BOOK II.
OF THE DIALECTICAL PROCEDURE OF PURE REASON.
It may be said that the object of a merely transcendental idea is
something of which we have no conception, although the idea may be a
necessary product of reason according to its original laws. For, in
fact, a conception of an object that is adequate to the idea given
by reason, is impossible. For such an object must be capable of
being presented and intuited in a Possible experience. But we should
express our meaning better, and with less risk of being misunderstood,
if we said that we can have no knowledge of an object, which perfectly
corresponds to an idea, although we may possess a problematical
conception thereof.
Now the transcendental (subjective) reality at least of the pure
conceptions of reason rests upon the fact that we are led to such
ideas by a necessary procedure of reason. There must therefore be
syllogisms which contain no empirical premisses, and by means of which
we conclude from something that we do know, to something of which we
do not even possess a conception, to which we, nevertheless, by an
unavoidable illusion, ascribe objective reality. Such arguments are,
as regards their result, rather to be termed sophisms than syllogisms,
although indeed, as regards their origin, they are very well
entitled to the latter name, inasmuch as they are not fictions or
accidental products of reason, but are necessitated by its very
nature. They are sophisms, not of men, but of pure reason herself,
from which the Wisest cannot free himself. After long labour he may be
able to guard against the error, but he can never be thoroughly rid of
the illusion which continually mocks and misleads him.

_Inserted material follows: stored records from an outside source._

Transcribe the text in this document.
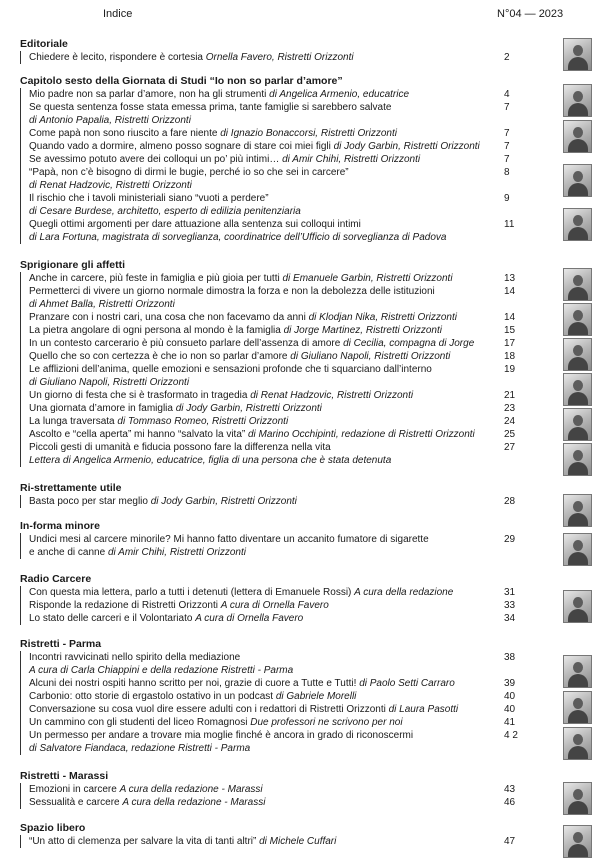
Indice	N°04 — 2023
Editoriale
Chiedere è lecito, rispondere è cortesia Ornella Favero, Ristretti Orizzonti	2
Capitolo sesto della Giornata di Studi “Io non so parlar d’amore”
Mio padre non sa parlar d’amore, non ha gli strumenti di Angelica Armenio, educatrice	4
Se questa sentenza fosse stata emessa prima, tante famiglie si sarebbero salvate
di Antonio Papalia, Ristretti Orizzonti
7
Come papà non sono riuscito a fare niente di Ignazio Bonaccorsi, Ristretti Orizzonti	7
Quando vado a dormire, almeno posso sognare di stare coi miei figli di Jody Garbin, Ristretti Orizzonti 7
Se avessimo potuto avere dei colloqui un po’ più intimi… di Amir Chihi, Ristretti Orizzonti	7
“Papà, non c’è bisogno di dirmi le bugie, perché io so che sei in carcere”
di Renat Hadzovic, Ristretti Orizzonti
8
Il rischio che i tavoli ministeriali siano “vuoti a perdere”
di Cesare Burdese, architetto, esperto di edilizia penitenziaria
9
Quegli ottimi argomenti per dare attuazione alla sentenza sui colloqui intimi
di Lara Fortuna, magistrata di sorveglianza, coordinatrice dell’Ufficio di sorveglianza di Padova
11
Sprigionare gli affetti
Anche in carcere, più feste in famiglia e più gioia per tutti di Emanuele Garbin, Ristretti Orizzonti	13
Permetterci di vivere un giorno normale dimostra la forza e non la debolezza delle istituzioni
di Ahmet Balla, Ristretti Orizzonti
14
Pranzare con i nostri cari, una cosa che non facevamo da anni di Klodjan Nika, Ristretti Orizzonti	14
La pietra angolare di ogni persona al mondo è la famiglia di Jorge Martinez, Ristretti Orizzonti	15
In un contesto carcerario è più consueto parlare dell’assenza di amore di Cecilia, compagna di Jorge	17
Quello che so con certezza è che io non so parlar d’amore di Giuliano Napoli, Ristretti Orizzonti	18
Le afflizioni dell’anima, quelle emozioni e sensazioni profonde che ti squarciano dall’interno
di Giuliano Napoli, Ristretti Orizzonti
19
Un giorno di festa che si è trasformato in tragedia di Renat Hadzovic, Ristretti Orizzonti	21
Una giornata d’amore in famiglia di Jody Garbin, Ristretti Orizzonti	23
La lunga traversata di Tommaso Romeo, Ristretti Orizzonti	24
Ascolto e “cella aperta” mi hanno “salvato la vita” di Marino Occhipinti, redazione di Ristretti Orizzonti	25
Piccoli gesti di umanità e fiducia possono fare la differenza nella vita
Lettera di Angelica Armenio, educatrice, figlia di una persona che è stata detenuta
27
Ri-strettamente utile
Basta poco per star meglio di Jody Garbin, Ristretti Orizzonti	28
In-forma minore
Undici mesi al carcere minorile? Mi hanno fatto diventare un accanito fumatore di sigarette
e anche di canne di Amir Chihi, Ristretti Orizzonti
29
Radio Carcere
Con questa mia lettera, parlo a tutti i detenuti (lettera di Emanuele Rossi) A cura della redazione	31
Risponde la redazione di Ristretti Orizzonti A cura di Ornella Favero	33
Lo stato delle carceri e il Volontariato A cura di Ornella Favero	34
Ristretti - Parma
Incontri ravvicinati nello spirito della mediazione
A cura di Carla Chiappini e della redazione Ristretti - Parma
38
Alcuni dei nostri ospiti hanno scritto per noi, grazie di cuore a Tutte e Tutti! di Paolo Setti Carraro	39
Carbonio: otto storie di ergastolo ostativo in un podcast di Gabriele Morelli	40
Conversazione su cosa vuol dire essere adulti con i redattori di Ristretti Orizzonti di Laura Pasotti	40
Un cammino con gli studenti del liceo Romagnosi Due professori ne scrivono per noi	41
Un permesso per andare a trovare mia moglie finché è ancora in grado di riconoscermi
di Salvatore Fiandaca, redazione Ristretti - Parma
4 2
Ristretti - Marassi
Emozioni in carcere A cura della redazione - Marassi	43
Sessualità e carcere A cura della redazione - Marassi	46
Spazio libero
“Un atto di clemenza per salvare la vita di tanti altri” di Michele Cuffari	47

Of these dialectical arguments there are three kinds,
corresponding to the number of the ideas which their conclusions
present. In the argument or syllogism of the first class, I
conclude, from the transcendental conception of the subject contains
no manifold, the absolute unity of the subject itself, of which I
cannot in this manner attain to a conception. This dialectical
argument I shall call the transcendental paralogism. The second
class of sophistical arguments is occupied with the transcendental
conception of the absolute totality of the series of conditions for
a given phenomenon, and I conclude, from the fact that I have always a
self-contradictory conception of the unconditioned synthetical unity
of the series upon one side, the truth of the opposite unity, of which
I have nevertheless no conception. The condition of reason in these
dialectical arguments, I shall term the antinomy of pure reason.
Finally, according to the third kind of sophistical argument, I
conclude, from the totality of the conditions of thinking objects in
general, in so far as they can be given, the absolute synthetical
unity of all conditions of the possibility of things in general;
that is, from things which I do not know in their mere
transcendental conception, I conclude a being of all beings which I
know still less by means of a transcendental conception, and of
whose unconditioned necessity I can form no conception whatever.
This dialectical argument I shall call the ideal of pure reason.